AI governance in construction.

Construction uses AI for project estimation, safety monitoring, quality inspection, scheduling optimisation, and building information modelling. AI failures in construction directly affect worker safety, structural integrity, cost overruns, and environmental compliance — requiring governance frameworks that reflect the physical consequences of algorithmic errors.

Key governance challenges

Worker safety and site monitoring

AI-powered safety systems — PPE detection, proximity alerts, fatigue monitoring, hazard identification — create WHS obligations when they fail. If an AI system misses a safety violation and a worker is injured, the question of who is responsible is both a legal and governance question.

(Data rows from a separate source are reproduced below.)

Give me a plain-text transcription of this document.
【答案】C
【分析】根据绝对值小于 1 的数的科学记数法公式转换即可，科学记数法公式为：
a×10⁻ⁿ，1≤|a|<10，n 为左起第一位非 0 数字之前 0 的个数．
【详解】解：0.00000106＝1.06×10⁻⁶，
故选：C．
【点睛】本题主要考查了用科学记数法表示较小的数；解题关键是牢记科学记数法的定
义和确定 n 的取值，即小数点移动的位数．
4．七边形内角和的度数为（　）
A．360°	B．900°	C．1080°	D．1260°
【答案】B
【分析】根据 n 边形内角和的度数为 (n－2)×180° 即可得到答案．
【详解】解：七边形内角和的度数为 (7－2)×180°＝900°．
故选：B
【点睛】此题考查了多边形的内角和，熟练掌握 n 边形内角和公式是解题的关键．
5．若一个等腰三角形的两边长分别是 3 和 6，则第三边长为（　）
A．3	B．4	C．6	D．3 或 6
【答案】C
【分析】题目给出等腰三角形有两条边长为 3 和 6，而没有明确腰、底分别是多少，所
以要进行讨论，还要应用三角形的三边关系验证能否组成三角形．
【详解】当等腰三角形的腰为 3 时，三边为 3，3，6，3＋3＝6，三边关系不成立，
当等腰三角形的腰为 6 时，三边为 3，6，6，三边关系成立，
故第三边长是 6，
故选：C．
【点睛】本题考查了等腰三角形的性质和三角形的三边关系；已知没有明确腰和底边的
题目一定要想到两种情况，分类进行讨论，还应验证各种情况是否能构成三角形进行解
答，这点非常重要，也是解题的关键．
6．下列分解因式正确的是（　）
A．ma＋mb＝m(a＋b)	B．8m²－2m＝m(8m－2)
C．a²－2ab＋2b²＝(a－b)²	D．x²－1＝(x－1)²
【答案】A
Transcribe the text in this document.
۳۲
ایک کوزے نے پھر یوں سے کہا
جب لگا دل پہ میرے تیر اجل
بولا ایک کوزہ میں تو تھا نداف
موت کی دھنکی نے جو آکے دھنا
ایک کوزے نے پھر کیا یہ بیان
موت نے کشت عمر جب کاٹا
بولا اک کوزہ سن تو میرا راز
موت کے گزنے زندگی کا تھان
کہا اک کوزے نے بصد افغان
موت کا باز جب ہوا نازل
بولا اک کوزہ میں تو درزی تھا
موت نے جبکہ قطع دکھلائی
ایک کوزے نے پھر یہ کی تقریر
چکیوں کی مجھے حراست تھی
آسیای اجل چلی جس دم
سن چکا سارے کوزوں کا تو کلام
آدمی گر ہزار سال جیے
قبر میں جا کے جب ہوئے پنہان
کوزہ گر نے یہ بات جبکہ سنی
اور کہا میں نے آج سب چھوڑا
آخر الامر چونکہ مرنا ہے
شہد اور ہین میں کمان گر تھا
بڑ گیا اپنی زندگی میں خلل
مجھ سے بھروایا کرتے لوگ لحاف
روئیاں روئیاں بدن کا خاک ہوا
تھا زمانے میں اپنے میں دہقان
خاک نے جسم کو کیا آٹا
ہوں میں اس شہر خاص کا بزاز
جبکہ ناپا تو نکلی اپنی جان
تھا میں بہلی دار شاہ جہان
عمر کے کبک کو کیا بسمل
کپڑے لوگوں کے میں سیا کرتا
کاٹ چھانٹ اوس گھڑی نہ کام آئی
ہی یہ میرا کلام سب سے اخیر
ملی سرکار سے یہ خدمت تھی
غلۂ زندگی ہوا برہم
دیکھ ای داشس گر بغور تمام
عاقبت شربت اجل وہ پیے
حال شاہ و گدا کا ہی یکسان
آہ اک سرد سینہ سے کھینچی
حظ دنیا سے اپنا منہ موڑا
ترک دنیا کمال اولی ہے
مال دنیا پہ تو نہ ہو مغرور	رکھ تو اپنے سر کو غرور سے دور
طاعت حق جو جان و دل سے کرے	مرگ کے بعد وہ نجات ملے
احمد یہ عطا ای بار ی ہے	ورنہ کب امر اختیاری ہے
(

Project estimation and cost AI

AI models that estimate project costs, timelines, and resource requirements directly inform contract bids and investment decisions. Model validation, bias testing, and ongoing accuracy monitoring are essential — a systematically optimistic AI can bankrupt a contractor.

Quality inspection and structural integrity

AI-driven inspection systems for concrete, steel, and structural elements make decisions that affect building safety for decades. Governance must ensure validation against engineering standards, human oversight for critical assessments, and clear audit trails.

Environmental compliance

Construction AI managing waste, emissions, noise, and environmental impact generates data that feeds regulatory reporting. Accuracy and reliability directly affect environmental licence compliance and community relations.